Jadi, Presiden berharap, kalau bisa, pada masa sidang ini dipercepat
Keinginan menyelesaikan pembahasan RUU hukum pidana disampaikan juga oleh Muladi. Tim perumus menginginkan citra kolonial bisa dihapus dalam RUU itu. Muladi menyebut RUU hukum pidana sebagai satu bangunan desain besar, rekodifikasi aturan dengan misi dekolonialisasi, tetapi juga mendorong demokratisasi.
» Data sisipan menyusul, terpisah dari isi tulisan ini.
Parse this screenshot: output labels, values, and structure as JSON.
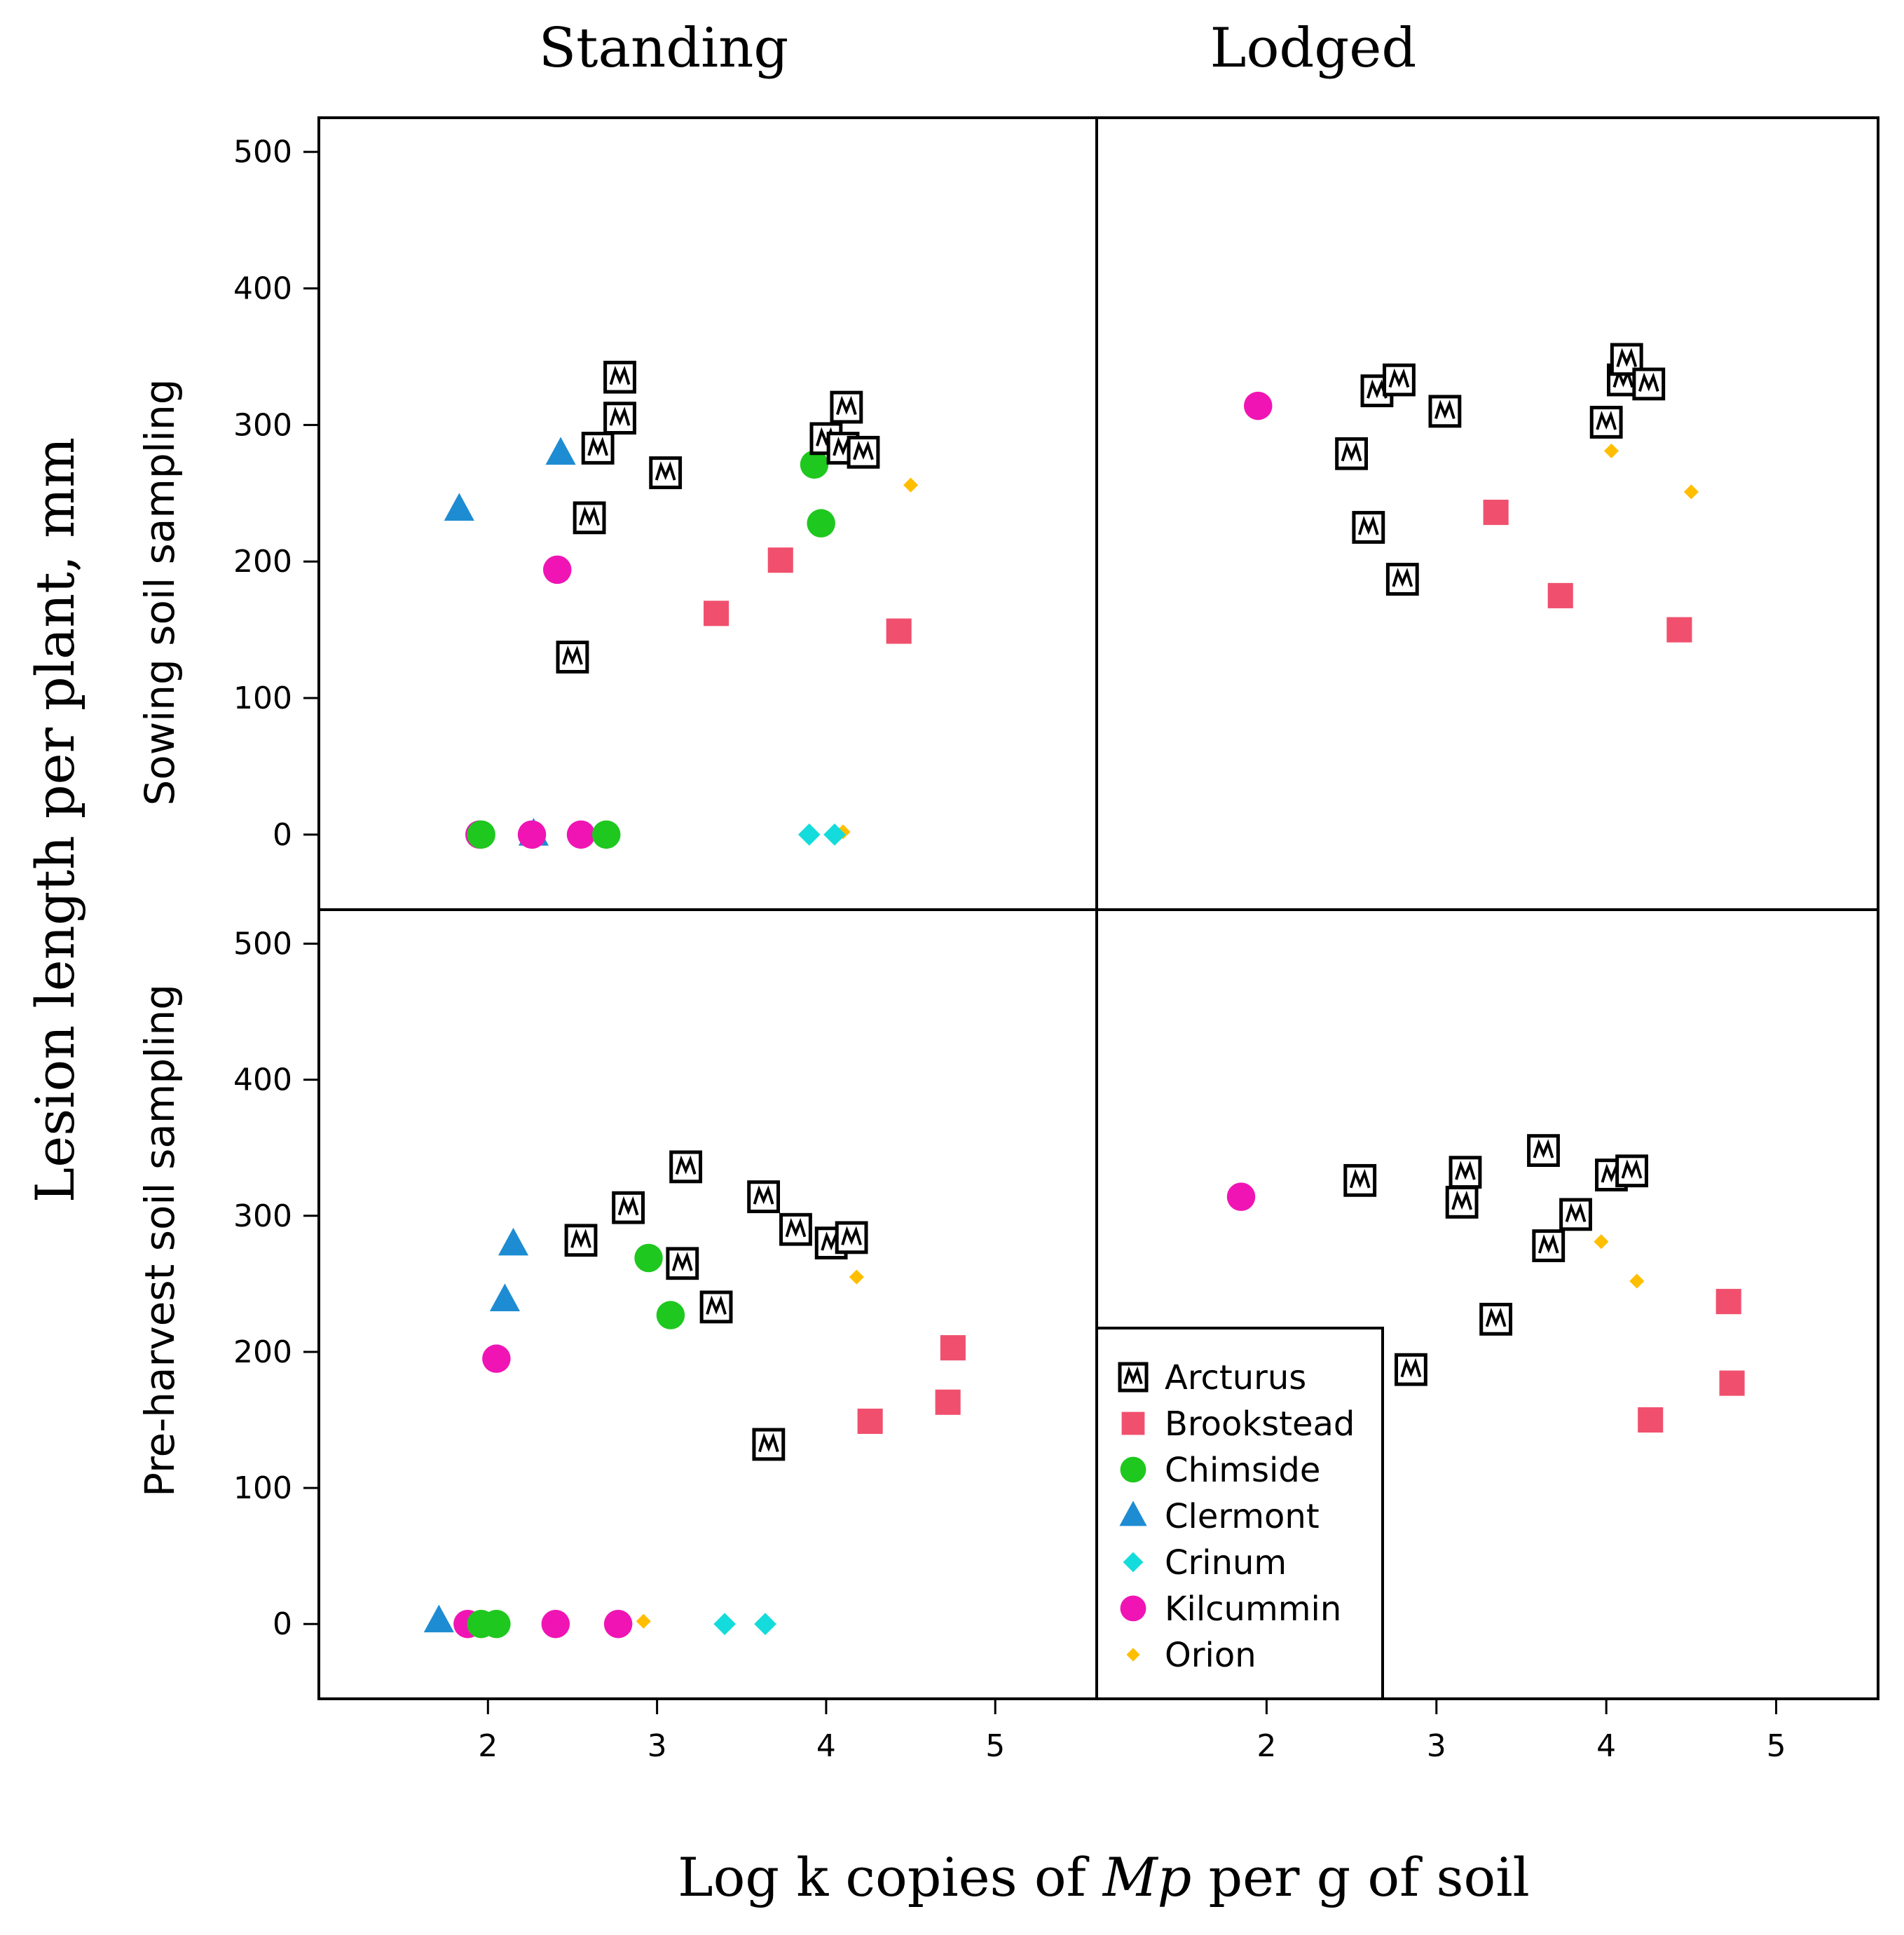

Adapun batasannya adalah Pancasila, UUD 1945, prinsip-prinsip HAM, dan asas- asas hukum yang diakui bangsa-bangsa beradab.
Sejauh ini, DPR pada pertengahan Februari lalu memperpanjang masa pembahasan RUU hukum pidana. Alasannya, masih ada beberapa pasal yang diperdebatkan. Beberapa pasal yang masih kontroversial di antaranya penghinaan presiden; pengaturan tindak pidana korupsi, terkait narkoba, terorisme, dan lainnya; pasal pidana atas perzinahan yang diperluas; serta penghinaan pada parlemen dan pengadilan.
Namun, pengajar Sekolah Tinggi Hukum Jentera Miko Ginting meminta Presiden tidak terburu-buru mendorong pembahasan RUU HP. Presiden diharapkan justru menghentikan pembahasan serta mengevaluasi keseluruhan pasal RUU itu.
”Risiko paling nyata adalah penolakan publik karena beberapa pasal masih jadi polemik. Ini bisa mengulang kasus UU MD3 (Undang-Undang tentang MPR, DPR, DPD, dan DPRD yang ditolak masyarakat),” ujarnya.